Another project I'm working on for the chair of the department, Richard Weller, is the mapping of biodiversity hotspots around the globe. These 35 hotspots, primarily defined by Conservation International are supposed to contain 50% of the earths organisms, yet only cover about 2.6% of our planet's surface. I believe this has decreased from 16%, but I'm not sure when those stats were measured. Here's an interesting map, though I'm not really sure what these distortions are based on.
Here is another more basic one.
The goal of this research is to develop a series of maps and info-graphics that start to pick up and compare the conditions of these demarcations in relation to development encroaching upon them... What we are calling "critical edge conditions".
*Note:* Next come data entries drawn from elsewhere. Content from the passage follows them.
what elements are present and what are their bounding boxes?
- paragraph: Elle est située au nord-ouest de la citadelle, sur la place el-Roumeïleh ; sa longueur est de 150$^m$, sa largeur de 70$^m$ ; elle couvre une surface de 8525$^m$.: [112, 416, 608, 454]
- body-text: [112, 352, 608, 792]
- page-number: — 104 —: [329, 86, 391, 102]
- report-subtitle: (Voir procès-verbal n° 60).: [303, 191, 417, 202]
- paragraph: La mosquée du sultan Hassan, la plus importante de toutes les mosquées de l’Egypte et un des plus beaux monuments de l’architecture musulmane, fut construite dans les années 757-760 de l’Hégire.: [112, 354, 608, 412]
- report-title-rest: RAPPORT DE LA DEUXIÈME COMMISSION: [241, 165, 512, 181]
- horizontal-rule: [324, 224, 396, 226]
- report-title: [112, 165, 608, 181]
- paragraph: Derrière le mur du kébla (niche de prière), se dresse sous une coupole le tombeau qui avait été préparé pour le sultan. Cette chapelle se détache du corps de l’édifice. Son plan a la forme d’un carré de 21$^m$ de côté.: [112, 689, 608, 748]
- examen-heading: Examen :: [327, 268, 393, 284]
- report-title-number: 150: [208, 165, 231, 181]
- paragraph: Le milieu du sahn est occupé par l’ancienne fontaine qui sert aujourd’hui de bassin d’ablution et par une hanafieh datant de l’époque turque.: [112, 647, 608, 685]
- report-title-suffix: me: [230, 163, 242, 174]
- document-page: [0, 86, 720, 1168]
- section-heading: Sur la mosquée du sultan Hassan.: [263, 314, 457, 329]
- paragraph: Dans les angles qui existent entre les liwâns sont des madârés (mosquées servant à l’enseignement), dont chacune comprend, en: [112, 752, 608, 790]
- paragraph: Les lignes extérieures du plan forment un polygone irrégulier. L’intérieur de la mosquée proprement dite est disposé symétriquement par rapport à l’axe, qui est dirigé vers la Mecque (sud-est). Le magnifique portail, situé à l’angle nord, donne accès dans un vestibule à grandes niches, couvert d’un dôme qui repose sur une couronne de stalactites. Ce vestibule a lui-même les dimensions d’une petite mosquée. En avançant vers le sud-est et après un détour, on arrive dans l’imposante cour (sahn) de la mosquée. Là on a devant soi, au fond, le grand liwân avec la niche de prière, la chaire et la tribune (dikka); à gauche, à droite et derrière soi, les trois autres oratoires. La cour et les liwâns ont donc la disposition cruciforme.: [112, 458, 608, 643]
I'm still in the process of discovering what these hotspots actually entail in terms of internal habitation/ development, and how they are demarcated, what the edges look like, and the forces working upon/ against them. Wondering how these demarcations relate to the wild and perhaps wilderness, or as it seems, they seem to entail a larger region across the globe including entire countries, and hence cities and megalopoli. While these regions, or certain parts of them, encompass notions of wild or areas of wilderness, the forces pushing on them seem to be another form of human/ developmental/capitalistic and expansionistic wild. A lack of self-awareness , a self propagating expansion and reproductive madness. The problem is, this reproduction is so strong, there is no balancing or push back. So one interest I have here is representing the wild nature of these pressures, not simply the demarcations of the hotspots themselves. Where is the push and pull of these opposing expansions? Might they be able to coincide? Might we be able to have any control over these developmental sprawling forces beyond the simple conservationist outlining of sensitive biodiversity zones? Could we plan for patches and corridors of "nature" in the development of theses clashing edges?